Armour is provided for the professing Christian, if he will only use it. "Take unto you," says Paul to the Ephesians, "the whole armour of God." "Stand, having your loins girt about with truth, and having on the breast-plate of righteousness." "Take the helmet of salvation, and the sword of the Spirit, which is the Word of God." "Above all, take the shield of faith" (Ephes. vi. 13-17). And not least, the professing Christian has the best of leaders, —Jesus the Captain of salvation, through whom he may be more than conqueror; the best of provisions,—the bread and water of life; and the best of pay promised to him,—an eternal weight of glory.
All these are ancient things. I will not be drawn off to dwell on them now.
The one point I want to impress on your soul just now is this,—that if you want to be saved, you must not only be a soldier, but a victorious soldier. You must not only profess to fight on Christ's side against sin, the world, and the devil, but you must actually fight and overcome.

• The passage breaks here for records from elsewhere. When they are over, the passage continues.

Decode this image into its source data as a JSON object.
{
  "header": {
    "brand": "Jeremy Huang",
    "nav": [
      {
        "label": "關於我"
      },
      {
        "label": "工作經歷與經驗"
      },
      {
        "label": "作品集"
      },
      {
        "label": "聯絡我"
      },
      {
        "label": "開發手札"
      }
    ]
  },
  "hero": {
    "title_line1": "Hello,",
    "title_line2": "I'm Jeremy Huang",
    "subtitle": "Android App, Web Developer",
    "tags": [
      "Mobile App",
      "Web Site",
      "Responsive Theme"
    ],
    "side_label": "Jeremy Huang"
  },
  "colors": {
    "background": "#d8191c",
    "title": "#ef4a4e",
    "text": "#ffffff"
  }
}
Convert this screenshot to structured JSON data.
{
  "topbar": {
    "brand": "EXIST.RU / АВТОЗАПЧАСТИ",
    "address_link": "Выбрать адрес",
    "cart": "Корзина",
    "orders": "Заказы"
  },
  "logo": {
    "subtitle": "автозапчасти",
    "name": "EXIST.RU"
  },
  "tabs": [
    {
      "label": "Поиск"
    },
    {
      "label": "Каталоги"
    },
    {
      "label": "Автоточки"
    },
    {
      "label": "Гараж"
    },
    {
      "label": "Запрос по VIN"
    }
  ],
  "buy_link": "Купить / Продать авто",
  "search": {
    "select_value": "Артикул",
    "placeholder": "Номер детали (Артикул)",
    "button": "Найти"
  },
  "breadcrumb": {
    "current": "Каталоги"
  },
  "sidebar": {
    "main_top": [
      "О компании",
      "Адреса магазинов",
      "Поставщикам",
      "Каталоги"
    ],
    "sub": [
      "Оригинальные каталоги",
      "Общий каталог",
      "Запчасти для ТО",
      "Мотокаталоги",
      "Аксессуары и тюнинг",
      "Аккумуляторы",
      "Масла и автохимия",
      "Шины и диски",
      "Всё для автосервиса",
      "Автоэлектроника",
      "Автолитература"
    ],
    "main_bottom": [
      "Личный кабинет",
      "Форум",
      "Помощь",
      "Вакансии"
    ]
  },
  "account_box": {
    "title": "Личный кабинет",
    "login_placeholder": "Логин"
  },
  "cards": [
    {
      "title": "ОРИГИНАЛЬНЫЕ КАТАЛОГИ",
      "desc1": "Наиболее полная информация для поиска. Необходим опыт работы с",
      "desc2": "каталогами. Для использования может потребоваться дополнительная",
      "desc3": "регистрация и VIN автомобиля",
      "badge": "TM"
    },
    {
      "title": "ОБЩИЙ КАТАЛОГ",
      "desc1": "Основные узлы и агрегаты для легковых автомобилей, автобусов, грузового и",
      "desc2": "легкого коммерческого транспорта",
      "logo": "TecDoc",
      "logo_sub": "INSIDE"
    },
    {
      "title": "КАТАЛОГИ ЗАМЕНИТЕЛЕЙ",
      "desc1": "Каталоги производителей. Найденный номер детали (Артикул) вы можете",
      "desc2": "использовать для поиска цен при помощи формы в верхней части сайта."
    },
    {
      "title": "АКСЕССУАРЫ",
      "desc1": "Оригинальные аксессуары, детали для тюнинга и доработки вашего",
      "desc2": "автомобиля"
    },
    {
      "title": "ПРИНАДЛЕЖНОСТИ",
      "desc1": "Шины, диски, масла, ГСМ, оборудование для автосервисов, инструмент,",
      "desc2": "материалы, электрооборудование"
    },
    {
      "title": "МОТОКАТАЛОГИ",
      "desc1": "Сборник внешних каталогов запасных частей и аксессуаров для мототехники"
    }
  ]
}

Now this is one grand distinguishing mark of true Christians. Other men perhaps like to be numbered in the ranks of Christ's army; other men may have lazy wishes, and languid desires after the crown of glory: but it is the true Christian alone who does the work of a soldier. He alone fairly meets the enemies of his soul, really fights with them, and in that fight overcomes them.
Reader, one great lesson I wish you to learn this day is this,—that if you would prove you are born again and going to heaven, you must be a victorious soldier of Christ. If you would make it clear that you have any title to Christ's precious promises, you must fight the good fight in Christ's cause, and in that fight you must conquer.

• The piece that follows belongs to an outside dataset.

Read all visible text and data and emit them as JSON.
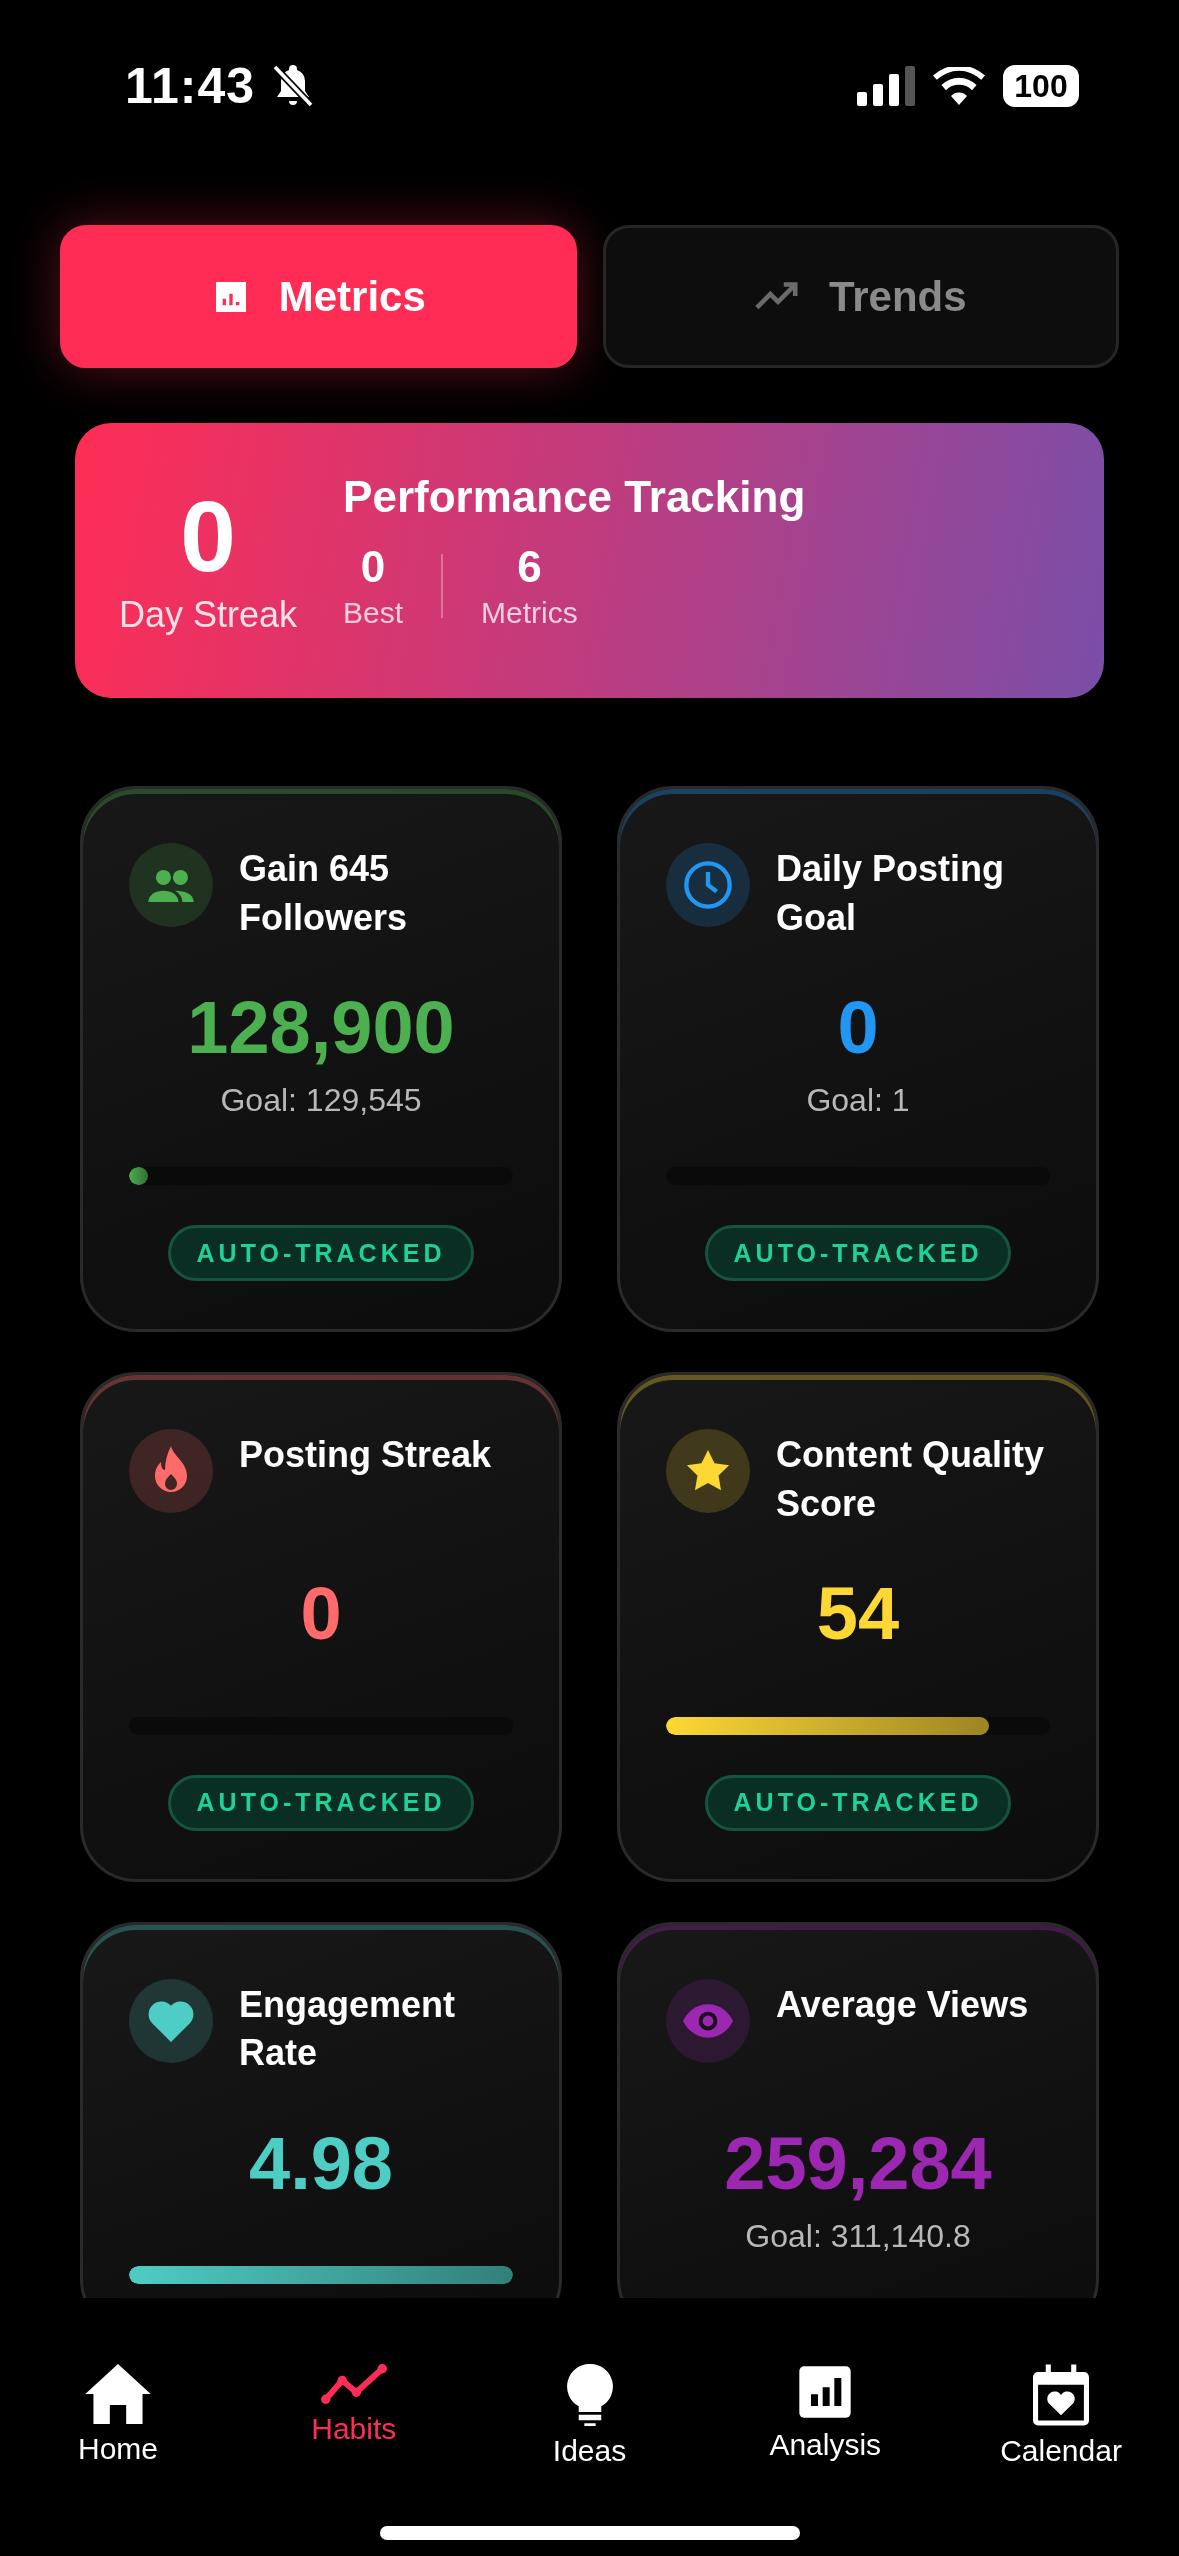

Victory is the only satisfactory evidence that you have a saving religion. You like good sermons, perhaps; you respect the Bible, and read it occasionally; you say your prayers night and morning; you have family prayers, and give to religious societies. I thank God for this: it is all very good. But how goes the battle? How does the great conflict go on all this time? Are you overcoming the love of the world and the fear of man? Are you overcoming the passions, tempers, and lusts of your own heart? Are you resisting the devil, and making him flee from you? How is it in this matter? My dear brother or sister, you must either rule or serve sin, and the devil, and the world. There is no middle course. You must either conquer or be lost.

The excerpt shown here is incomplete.